Улицу залило полуденным солнцем. Чуть покачивались верхушки деревьев. Большекрылые птицы чертили круги над крышами в ясном голубом небе. Марьям задумалась.
— Зубастая она, — пробормотала Марьям. — Сдается мне, не так легко ее полицейским будет взять… Нет, не хотела бы я такую невестку… Мне бы невестку с мягким характером, как у меня, чтобы не перечила она своей свекрови, была бы покладистая, хозяйственная. А эта зубастая…
Гюллю сидела у порога и, подперев лицо горячими ладонями, смотрела в открытую дверь. Старуха ушла, не сказав ни слова. И взгляды ее, и расспросы не понравились Гюллю. Нет, не приняла свекровь невестку… Гюллю встала, подошла к двери, ведущей из кухни в комнату, заглянула внутрь. Тахта, потертые коврики… Направо старомодный шкаф с зеркалом. Эти шкафы с зеркалами остались еще от армян. Гюллю у многих видела такие шкафы. Местные жители растащили их после высылки армян[47]. На противоположной стене — грубо раскрашенная увеличенная фотография Кемаля.

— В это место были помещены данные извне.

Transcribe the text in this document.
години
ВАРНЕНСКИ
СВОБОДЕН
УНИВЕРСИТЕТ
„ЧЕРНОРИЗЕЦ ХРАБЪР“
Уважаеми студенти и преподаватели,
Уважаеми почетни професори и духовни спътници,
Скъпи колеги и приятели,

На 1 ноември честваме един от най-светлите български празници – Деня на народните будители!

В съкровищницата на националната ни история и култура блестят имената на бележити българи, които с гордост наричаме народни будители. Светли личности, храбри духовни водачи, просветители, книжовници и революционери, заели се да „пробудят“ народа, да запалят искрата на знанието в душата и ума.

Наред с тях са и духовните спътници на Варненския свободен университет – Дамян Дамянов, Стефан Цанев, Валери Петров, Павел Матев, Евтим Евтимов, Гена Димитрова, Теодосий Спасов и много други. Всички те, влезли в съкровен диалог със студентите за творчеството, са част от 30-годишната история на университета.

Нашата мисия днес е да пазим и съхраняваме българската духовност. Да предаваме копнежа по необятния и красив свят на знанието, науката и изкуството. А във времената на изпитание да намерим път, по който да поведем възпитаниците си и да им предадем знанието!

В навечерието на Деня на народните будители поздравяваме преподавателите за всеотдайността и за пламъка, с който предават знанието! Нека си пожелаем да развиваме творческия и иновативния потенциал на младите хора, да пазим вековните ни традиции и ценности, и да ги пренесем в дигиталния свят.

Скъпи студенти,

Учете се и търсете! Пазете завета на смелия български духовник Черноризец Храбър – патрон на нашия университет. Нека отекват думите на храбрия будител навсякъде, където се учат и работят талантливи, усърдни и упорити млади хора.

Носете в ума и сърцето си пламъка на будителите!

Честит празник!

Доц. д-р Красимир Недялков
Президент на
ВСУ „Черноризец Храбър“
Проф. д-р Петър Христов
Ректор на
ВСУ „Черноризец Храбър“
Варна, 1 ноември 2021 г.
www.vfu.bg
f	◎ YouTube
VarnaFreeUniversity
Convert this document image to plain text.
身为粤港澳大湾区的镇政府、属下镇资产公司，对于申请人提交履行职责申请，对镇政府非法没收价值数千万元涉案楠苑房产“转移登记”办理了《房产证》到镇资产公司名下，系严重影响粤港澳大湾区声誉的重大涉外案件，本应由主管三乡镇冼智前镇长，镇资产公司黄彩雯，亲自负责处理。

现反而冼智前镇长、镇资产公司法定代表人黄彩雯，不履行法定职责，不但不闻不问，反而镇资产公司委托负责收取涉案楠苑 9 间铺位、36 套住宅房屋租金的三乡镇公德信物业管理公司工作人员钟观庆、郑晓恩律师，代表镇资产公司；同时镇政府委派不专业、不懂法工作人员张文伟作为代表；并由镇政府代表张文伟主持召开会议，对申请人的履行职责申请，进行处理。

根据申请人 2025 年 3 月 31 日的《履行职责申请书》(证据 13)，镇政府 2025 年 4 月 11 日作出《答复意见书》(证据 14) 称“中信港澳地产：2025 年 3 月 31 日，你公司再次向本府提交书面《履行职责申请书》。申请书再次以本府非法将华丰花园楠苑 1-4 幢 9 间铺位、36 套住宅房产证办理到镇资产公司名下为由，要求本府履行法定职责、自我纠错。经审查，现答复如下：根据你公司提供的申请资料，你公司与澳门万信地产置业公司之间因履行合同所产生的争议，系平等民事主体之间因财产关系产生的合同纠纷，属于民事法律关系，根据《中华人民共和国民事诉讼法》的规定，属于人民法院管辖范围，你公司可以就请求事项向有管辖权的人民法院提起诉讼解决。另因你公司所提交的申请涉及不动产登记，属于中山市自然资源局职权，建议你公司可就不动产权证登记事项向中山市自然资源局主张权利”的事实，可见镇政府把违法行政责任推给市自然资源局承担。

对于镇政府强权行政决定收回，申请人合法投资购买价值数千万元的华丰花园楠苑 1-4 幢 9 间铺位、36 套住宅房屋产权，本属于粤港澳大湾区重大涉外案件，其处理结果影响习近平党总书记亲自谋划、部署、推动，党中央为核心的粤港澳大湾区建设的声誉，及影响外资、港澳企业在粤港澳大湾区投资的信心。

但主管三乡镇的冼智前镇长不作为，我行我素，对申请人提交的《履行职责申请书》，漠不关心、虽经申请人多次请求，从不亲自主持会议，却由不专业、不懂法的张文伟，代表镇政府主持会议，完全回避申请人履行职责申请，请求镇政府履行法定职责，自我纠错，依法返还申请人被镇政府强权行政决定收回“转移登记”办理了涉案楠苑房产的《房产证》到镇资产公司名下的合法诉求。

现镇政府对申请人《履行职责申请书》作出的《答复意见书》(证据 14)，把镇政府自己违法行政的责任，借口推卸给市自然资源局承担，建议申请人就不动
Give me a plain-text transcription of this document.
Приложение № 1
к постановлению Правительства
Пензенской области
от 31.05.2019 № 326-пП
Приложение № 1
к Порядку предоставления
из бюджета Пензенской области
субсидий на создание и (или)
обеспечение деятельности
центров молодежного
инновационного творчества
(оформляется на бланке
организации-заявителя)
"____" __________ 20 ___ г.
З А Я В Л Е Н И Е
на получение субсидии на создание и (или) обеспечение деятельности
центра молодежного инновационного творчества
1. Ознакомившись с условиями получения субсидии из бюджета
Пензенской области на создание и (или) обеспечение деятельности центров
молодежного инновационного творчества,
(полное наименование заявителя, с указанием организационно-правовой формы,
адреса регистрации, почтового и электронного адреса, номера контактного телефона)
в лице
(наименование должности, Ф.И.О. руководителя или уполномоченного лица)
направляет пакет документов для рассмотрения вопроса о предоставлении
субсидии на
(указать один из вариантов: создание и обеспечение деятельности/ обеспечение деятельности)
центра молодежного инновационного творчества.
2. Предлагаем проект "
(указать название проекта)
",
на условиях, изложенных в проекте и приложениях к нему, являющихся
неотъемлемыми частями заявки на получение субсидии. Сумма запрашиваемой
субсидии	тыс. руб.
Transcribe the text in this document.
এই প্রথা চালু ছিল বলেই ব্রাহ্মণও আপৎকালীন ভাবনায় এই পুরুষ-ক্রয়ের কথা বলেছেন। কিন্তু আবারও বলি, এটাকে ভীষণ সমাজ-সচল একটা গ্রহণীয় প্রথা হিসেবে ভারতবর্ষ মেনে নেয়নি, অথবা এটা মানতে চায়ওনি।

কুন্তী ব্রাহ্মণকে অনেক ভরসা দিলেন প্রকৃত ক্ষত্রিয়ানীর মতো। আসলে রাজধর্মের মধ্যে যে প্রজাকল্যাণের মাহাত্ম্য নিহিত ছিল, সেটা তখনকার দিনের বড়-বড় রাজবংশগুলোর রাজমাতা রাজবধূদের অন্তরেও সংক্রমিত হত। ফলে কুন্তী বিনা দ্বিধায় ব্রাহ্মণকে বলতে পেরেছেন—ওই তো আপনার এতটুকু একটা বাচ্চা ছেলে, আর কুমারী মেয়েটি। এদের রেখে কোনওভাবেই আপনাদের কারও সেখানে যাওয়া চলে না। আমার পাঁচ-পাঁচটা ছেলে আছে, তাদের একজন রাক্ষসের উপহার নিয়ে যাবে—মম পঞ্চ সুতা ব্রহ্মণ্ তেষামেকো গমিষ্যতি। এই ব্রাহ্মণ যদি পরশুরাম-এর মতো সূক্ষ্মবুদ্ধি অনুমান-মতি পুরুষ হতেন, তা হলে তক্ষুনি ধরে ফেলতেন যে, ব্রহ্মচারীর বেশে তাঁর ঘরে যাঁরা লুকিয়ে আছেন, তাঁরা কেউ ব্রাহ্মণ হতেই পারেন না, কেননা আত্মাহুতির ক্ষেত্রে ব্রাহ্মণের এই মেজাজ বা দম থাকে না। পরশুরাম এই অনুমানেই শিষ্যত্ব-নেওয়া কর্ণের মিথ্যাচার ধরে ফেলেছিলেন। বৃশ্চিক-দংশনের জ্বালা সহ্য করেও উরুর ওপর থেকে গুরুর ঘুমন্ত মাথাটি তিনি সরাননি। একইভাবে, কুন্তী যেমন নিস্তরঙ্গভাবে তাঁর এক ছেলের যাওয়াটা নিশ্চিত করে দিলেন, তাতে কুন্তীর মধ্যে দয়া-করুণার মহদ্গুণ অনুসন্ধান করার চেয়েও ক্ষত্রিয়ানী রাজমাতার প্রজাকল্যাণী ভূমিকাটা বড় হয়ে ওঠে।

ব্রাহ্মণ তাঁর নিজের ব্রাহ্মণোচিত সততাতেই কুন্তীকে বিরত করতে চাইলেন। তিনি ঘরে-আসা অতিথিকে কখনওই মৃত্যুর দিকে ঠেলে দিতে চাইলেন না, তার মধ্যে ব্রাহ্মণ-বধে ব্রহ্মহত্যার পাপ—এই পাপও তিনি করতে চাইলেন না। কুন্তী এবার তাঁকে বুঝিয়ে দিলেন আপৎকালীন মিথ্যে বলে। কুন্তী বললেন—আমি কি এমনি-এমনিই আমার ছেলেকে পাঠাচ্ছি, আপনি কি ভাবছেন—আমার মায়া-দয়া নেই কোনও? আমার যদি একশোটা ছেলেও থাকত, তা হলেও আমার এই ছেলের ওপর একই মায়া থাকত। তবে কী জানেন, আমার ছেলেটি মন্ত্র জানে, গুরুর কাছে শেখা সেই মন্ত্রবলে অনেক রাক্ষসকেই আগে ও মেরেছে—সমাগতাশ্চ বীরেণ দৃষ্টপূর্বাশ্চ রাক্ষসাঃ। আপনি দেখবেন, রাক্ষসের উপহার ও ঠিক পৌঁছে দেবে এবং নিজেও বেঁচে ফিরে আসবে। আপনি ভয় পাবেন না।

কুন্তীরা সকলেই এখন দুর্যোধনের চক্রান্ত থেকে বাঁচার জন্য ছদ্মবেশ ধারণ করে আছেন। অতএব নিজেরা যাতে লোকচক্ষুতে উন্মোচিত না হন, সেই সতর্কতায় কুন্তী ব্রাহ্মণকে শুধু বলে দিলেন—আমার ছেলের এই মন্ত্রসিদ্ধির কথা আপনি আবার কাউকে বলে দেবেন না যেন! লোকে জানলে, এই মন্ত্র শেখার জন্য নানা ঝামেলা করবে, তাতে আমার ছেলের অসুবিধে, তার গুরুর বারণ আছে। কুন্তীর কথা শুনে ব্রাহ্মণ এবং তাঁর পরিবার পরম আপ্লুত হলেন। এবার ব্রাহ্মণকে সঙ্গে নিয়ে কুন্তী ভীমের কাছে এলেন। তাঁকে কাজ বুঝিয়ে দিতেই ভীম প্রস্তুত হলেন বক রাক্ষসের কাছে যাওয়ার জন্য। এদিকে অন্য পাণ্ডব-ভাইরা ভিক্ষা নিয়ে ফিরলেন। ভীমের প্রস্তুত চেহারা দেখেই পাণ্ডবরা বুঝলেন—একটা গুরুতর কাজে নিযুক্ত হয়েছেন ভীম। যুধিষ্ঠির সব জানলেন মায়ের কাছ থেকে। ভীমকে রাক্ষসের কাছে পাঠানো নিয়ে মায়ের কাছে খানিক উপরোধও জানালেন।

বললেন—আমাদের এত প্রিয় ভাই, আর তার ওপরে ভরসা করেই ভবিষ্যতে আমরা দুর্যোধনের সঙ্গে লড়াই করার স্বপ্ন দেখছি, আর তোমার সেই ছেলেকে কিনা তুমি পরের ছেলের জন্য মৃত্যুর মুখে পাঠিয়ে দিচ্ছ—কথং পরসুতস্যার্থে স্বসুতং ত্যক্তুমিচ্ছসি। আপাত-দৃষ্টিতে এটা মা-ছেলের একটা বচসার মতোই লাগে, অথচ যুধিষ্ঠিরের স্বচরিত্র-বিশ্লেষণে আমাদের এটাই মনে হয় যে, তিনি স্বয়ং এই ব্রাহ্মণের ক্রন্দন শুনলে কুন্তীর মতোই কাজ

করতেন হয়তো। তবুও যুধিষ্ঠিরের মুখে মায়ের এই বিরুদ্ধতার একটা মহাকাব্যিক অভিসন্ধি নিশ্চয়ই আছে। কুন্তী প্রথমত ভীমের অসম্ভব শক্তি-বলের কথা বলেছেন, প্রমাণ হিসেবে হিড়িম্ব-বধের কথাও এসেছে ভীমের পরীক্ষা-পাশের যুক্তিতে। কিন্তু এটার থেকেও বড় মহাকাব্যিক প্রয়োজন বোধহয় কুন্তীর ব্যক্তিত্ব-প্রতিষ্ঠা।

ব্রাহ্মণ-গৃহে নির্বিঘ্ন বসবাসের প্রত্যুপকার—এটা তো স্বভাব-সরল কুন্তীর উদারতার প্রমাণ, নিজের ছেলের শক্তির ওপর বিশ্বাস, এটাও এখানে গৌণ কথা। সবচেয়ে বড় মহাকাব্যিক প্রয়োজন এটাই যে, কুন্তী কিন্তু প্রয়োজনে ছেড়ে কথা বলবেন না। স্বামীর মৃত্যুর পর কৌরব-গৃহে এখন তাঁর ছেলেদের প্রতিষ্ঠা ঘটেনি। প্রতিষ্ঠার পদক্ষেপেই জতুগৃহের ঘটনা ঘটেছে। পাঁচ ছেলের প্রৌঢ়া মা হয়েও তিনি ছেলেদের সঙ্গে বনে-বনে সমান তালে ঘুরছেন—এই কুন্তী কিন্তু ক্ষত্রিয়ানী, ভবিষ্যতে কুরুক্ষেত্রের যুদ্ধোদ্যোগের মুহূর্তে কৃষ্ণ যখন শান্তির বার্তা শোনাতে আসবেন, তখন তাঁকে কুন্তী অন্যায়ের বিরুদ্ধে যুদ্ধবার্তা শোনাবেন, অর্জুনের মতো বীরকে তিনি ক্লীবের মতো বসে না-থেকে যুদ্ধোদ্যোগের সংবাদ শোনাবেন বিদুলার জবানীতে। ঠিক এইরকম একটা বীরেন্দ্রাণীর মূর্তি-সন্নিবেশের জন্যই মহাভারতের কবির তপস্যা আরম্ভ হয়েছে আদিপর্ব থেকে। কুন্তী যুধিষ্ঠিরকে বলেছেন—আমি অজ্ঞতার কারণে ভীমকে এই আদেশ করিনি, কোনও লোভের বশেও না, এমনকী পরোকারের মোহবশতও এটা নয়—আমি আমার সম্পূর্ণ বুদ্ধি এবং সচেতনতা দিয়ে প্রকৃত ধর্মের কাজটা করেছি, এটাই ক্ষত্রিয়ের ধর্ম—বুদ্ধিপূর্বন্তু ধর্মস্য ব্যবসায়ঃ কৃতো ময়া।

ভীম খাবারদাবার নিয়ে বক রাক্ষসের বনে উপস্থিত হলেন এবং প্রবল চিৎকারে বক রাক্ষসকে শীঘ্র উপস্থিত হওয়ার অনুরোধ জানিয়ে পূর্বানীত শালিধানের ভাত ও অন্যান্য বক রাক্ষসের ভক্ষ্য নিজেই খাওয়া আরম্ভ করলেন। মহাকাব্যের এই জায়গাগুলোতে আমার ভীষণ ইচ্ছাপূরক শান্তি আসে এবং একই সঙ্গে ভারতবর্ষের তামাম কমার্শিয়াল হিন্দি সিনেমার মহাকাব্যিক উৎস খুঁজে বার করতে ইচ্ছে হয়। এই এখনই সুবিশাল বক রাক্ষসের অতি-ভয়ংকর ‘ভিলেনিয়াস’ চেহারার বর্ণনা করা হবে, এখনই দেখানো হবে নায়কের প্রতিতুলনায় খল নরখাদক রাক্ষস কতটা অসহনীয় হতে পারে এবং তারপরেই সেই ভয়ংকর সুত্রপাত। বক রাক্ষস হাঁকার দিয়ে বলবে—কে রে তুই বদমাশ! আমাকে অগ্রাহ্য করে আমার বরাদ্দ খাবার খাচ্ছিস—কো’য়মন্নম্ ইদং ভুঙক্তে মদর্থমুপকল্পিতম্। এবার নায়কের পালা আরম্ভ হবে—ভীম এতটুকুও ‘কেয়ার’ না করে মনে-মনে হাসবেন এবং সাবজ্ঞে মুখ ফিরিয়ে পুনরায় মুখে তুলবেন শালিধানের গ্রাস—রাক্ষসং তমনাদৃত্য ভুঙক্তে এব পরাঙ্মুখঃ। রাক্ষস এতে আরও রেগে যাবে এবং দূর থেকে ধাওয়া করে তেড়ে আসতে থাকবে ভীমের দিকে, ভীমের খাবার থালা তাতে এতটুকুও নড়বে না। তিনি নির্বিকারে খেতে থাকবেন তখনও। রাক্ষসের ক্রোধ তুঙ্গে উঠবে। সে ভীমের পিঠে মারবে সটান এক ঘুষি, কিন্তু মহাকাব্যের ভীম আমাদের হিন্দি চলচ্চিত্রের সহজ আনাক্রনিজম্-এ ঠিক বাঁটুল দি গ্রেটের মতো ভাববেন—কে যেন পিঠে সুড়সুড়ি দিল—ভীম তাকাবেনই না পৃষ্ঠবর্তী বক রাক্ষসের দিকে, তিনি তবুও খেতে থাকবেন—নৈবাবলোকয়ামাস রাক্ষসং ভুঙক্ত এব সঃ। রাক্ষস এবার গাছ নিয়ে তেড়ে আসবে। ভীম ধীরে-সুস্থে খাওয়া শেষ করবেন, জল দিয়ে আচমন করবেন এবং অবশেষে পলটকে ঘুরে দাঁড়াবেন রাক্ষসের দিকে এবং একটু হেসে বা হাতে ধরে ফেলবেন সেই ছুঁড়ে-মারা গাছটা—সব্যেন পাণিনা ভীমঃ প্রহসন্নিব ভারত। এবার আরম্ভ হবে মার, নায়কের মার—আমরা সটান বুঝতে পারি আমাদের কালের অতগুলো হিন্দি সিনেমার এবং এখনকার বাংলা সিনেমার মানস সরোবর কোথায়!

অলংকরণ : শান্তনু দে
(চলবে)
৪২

Гюллю вошла в комнату, стала рассматривать фотографию. Фотограф накрасил Кемалю губы и подвел глаза. Ничто в этом портрете не напоминало живого Кемаля, и все же это был Кемаль. Губы-то зачем накрасил? — поморщилась Гюллю.
Она вернулась в кухню. Старуха не шла у нее из головы. Есть ли у тебя мать, отец, брат… А если придут полицейские и арестуют моего сына… — вспомнила Гюллю. Она бесцельно бродила по кухне. Остановилась у открытой двери во двор.
Впереди, сколько хватал глаз, лежали огороды. На них копошились люди с мотыгами.
Вызывали Кемаля в участок или нет? Интересно, что он сказал?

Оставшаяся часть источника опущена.